Germany migrant shelter fire 'cheered by onlookers'
- Published
A fire which broke out at a building planned to house migrants in eastern Germany was greeted with cheers from some onlookers, police say.
The fire in the town of Bautzen in the early hours of Sunday morning destroyed the roof of a former hotel, which was being converted into a migrant shelter.
Police said some of the crowd tried to prevent firefighters from extinguishing the blaze, which destroyed the roof.
The premier of Saxony, Stanislaw Tillich, described them as "criminals".
Police suspect arson. The investigation includes detectives who normally deal with extremist crimes. No-one was hurt.
'Unashamed delight'
Only a few days ago, protesters in another Saxon town, Clausnitz, blocked the arrival of a bus taking migrants to accommodation.
They shouted, "We are the people", the slogan of the 1989 peaceful uprising which led to the fall of the Berlin Wall and the reunification of Germany.
The director of the Clausnitz migrant shelter is a member of the anti-immigrant Alternativ fuer Deutschland (AfD) party.
Police in Bautzen said many in the crowd watched the fire and commented with "unashamed delight". Two drunken men were arrested after they refused to leave the scene.
The converted hotel was supposed to house 300 migrants.
In a further sign of anti-migrant sentiment, police in the Brandenburg region are investigating the distribution of leaflets urging "absolute resistance" against "foreigner invasion".
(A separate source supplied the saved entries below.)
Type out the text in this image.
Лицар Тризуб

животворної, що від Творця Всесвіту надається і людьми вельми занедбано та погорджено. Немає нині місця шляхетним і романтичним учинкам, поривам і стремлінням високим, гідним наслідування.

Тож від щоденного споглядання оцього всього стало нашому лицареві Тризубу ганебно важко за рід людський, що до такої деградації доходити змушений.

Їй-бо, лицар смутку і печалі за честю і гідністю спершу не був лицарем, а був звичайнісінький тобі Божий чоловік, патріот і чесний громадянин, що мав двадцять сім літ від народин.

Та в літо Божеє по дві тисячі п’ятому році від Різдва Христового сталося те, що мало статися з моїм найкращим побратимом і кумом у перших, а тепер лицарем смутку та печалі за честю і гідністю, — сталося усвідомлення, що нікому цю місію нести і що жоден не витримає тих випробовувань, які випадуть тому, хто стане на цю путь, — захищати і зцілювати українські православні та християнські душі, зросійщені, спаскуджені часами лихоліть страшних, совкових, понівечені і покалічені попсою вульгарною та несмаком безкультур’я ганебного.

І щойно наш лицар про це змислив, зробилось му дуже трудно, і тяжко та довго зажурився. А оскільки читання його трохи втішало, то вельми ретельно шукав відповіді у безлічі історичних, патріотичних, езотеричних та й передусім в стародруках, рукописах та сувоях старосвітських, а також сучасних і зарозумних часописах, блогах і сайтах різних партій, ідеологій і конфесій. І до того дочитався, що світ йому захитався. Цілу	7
The leaflets, put through letterboxes in the town of Nauen, are the suspected work of neo-Nazis. They also give instructions on making firebombs and using explosives.
On Saturday, police defended their response to events in Clausnitz after two videos surfaced online.
The first video, external showed 100 hostile demonstrators preventing a bus from off-loading migrants into their accommodation on Thursday.
A second appeared to show police roughly manhandling a boy from the bus into the building.
The regional police chief said there were too few police to keep the protesters away, and three of those inside the bus had provoked the crowd.
Germany received over a million asylum claims in 2015 and has been widely admired for opening its doors.
But with that have come increasing reports of anti-migrant incidents amid fears of a backlash, correspondents say.
A note on terminology: The BBC uses the term migrant to refer to all people on the move who have yet to complete the legal process of claiming asylum. This group includes people fleeing war-torn countries such as Syria, who are likely to be granted refugee status, as well as people who are seeking jobs and better lives, who governments are likely to rule are economic migrants.